Virginia has at least 57 species of mosquito, "and each one is as different from the other as a hawk from a hummingbird," said David Gaines, state public health entomologist with the Virginia Department of Health. "The weather we have had this winter and spring has caused an earlier start of activity by a number of different mosquito species, which means that the mosquito season is longer," Gaines said. That doesn't necessarily mean there will be more mosquitoes, he said — just a longer period of annoyance.
As for mosquito-control services, Gaines says they are effective as long as employees are trained well. "Barrier sprays are certainly the name of the game these days," especially in controlling Asian Tiger mosquitoes, the invasive species that is the source of most complaints about infestations.

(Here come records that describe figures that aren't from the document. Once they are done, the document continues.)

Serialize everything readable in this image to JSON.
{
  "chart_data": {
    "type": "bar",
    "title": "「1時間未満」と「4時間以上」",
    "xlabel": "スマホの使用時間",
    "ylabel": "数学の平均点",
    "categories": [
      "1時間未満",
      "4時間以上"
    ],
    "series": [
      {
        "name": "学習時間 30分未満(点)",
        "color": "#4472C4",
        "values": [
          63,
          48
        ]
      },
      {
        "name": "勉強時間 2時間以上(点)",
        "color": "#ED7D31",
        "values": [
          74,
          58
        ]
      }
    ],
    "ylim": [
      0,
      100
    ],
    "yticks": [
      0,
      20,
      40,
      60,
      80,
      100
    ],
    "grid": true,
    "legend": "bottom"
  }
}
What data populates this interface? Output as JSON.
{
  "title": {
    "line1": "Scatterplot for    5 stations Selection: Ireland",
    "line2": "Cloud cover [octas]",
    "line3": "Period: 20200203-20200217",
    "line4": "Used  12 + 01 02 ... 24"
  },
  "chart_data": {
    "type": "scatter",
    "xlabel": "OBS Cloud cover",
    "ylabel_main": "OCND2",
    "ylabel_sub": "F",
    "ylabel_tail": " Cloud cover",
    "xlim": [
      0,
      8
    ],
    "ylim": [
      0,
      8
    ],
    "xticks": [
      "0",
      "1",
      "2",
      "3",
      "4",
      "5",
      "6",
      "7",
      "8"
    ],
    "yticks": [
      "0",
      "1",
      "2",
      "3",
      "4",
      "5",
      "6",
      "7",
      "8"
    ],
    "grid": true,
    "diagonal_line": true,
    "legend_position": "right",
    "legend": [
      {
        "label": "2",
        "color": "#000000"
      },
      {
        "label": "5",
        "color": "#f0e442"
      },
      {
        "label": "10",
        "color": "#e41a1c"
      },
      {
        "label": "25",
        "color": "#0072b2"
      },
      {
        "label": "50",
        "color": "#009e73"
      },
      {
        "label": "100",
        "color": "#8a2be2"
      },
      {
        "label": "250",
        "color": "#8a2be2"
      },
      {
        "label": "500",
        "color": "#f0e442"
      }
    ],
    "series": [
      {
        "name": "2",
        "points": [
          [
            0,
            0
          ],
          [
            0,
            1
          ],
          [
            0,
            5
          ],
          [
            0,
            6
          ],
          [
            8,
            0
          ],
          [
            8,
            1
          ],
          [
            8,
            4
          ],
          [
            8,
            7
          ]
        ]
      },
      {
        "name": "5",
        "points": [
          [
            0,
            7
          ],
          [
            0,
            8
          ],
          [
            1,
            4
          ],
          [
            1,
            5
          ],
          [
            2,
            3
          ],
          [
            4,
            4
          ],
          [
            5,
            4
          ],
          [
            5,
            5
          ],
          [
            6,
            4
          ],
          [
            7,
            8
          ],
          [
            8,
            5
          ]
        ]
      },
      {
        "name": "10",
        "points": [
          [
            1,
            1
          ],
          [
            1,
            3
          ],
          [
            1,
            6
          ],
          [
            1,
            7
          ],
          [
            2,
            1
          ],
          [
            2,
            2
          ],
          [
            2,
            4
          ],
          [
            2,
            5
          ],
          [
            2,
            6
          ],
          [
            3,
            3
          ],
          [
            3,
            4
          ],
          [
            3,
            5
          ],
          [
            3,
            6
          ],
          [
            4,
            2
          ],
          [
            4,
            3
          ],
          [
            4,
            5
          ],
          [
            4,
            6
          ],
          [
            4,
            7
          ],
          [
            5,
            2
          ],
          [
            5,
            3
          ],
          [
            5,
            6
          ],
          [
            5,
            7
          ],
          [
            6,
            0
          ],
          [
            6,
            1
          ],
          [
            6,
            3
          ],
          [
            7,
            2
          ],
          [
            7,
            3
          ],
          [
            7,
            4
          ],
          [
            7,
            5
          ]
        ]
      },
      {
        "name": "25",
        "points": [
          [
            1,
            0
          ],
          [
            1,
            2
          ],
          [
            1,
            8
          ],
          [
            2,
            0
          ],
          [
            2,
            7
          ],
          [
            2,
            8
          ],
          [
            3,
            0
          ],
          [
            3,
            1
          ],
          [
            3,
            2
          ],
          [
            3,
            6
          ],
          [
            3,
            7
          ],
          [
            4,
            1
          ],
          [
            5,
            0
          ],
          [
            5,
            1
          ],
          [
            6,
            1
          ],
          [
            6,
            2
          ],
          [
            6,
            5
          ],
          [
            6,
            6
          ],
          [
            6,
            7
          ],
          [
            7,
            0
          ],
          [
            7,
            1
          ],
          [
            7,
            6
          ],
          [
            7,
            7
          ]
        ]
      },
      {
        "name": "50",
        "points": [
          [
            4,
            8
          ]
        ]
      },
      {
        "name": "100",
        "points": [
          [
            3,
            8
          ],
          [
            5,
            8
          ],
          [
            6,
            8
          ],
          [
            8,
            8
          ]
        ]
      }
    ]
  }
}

Mosquito Squad brings all of its new franchisees to Richmond for a training course in the science and control of mosquitoes, including hands-on training with the spray equipment. "Business is great," said Sid Ragsdale, owner of the Mosquito Squad of South Richmond franchise. Ragsdale, who has a professional background working in landscaping and retail store management, got into the business in 2009. While visiting a friend's house for an outdoor event, he and his wife noticed they were not being bitten by mosquitoes at all. "They told us they had this great service," Ragsdale said. "I Googled it and came up with Mosquito Squad, and I saw all these franchise opportunities."
Ragsdale's first full season owning a franchise was in 2010. He now employs some college students part time in the business and is thinking of adding office staff. Outdoor Living Brands is a very supportive franchisor, Ragsdale said. "Some (franchisors) just want to take your franchising fee and walk away," he said. "Outdoor Living Brands is the opposite of that. They completely understand that I own this business, but they are there to help me as a partner."